Der „klartext“ des DGB-Bundesvorstandes stellt die Frage, warum der Steuerzahler für eine Finanzkrise zahlen soll, die andere verursacht haben? Vor allem, wenn man sich die Gewinne der Banken betrachtet, die sie mit Kredit- und Wertpapiergeschäften im Ausland gemacht haben.

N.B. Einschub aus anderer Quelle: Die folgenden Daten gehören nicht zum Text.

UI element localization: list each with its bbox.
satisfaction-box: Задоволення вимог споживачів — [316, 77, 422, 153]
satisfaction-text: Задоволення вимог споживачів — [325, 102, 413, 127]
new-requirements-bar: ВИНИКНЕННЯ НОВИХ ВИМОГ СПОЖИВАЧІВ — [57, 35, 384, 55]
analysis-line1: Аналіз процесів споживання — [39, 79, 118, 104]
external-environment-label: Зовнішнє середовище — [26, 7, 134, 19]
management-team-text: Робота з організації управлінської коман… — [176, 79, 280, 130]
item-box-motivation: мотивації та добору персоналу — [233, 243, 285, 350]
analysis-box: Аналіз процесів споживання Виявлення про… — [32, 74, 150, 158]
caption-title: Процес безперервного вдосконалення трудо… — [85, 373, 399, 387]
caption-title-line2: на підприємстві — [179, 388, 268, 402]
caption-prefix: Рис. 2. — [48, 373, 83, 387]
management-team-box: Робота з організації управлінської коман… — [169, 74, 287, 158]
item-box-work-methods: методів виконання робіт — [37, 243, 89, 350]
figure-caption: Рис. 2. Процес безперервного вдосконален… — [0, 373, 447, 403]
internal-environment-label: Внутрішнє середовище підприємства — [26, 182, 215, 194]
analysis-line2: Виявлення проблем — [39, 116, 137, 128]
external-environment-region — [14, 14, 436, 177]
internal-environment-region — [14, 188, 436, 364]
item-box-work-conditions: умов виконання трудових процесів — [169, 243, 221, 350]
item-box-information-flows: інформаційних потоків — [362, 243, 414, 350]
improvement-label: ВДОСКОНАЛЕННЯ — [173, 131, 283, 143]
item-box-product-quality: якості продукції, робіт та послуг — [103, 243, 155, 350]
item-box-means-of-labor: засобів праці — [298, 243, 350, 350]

Dass Banken mit Spekulationen und immer komplexeren Geschäften im Ausland Geld verdienen, ist bereits seit Jahren die Regel. Sie gehen dabei unüberschaubare Risiken ein, können damit aber gleichzeitig hohe Gewinne erzielen. Dies ist der Nährboden für überzogene Renditevorstellungen. Die Erträge aus Wertpapier- und Zinseneinnahmen aus Kreditgeschäften im Ausland betrugen allein in den letzten 10 Jahren insgesamt 1.093 Mrd. Euro. Der größte Teil davon wanderte in die Tresore der Finanzinstitute. Solange die Banken schwarze Zahlen schrieben, konnten sich die Finanzjongleure aus Frankfurt am Main satte Bonuszahlungen einstecken. Wenn sie sich verspekulierten, gab es einen „Goldenen Handschlag“. Nun aber fließen die Erträge aus Kredit- und Wertpapiergeschäften im Ausland nicht mehr. Es gibt aber noch Vater Staat, der bereitwillig das rettende Steuergeld reicht.

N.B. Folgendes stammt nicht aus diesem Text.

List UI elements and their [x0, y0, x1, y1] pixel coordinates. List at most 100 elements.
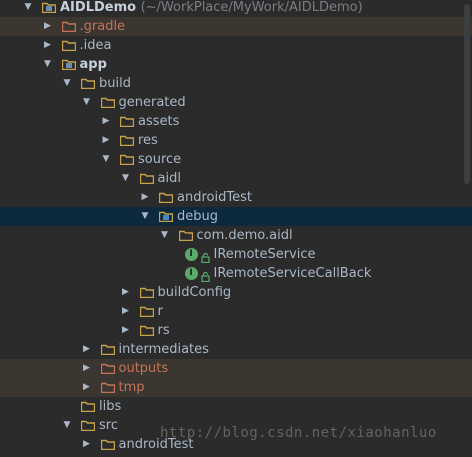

Es war nur eine Frage der Zeit bis die Spekulationsblase platzen musste. Ein solches Missmanagement gefährdet die Banken, ihre Mitarbeiter und nicht zuletzt ihre Kunden: Reiche Vermögensbesitzer und Bankmanager haben sich in der Vergangenheit eine goldene Nase im weltweiten Casino verdient. Millionen von Arbeitnehmerinnen und Arbeitnehmern zahlen nun die Zeche. Es droht ihnen Arbeitslosigkeit und sozialer Abstieg. Soweit darf es nicht kommen. Die Verursacher der Krise müssen zur Verantwortung gezogen werden. Ein großer Teil der rund 1.100 Mrd. Euro sollte als Wiedergutmachung und zur Bewältigung der Krise dem Bund zufließen. So leer können die Hände unserer Banker nicht sein.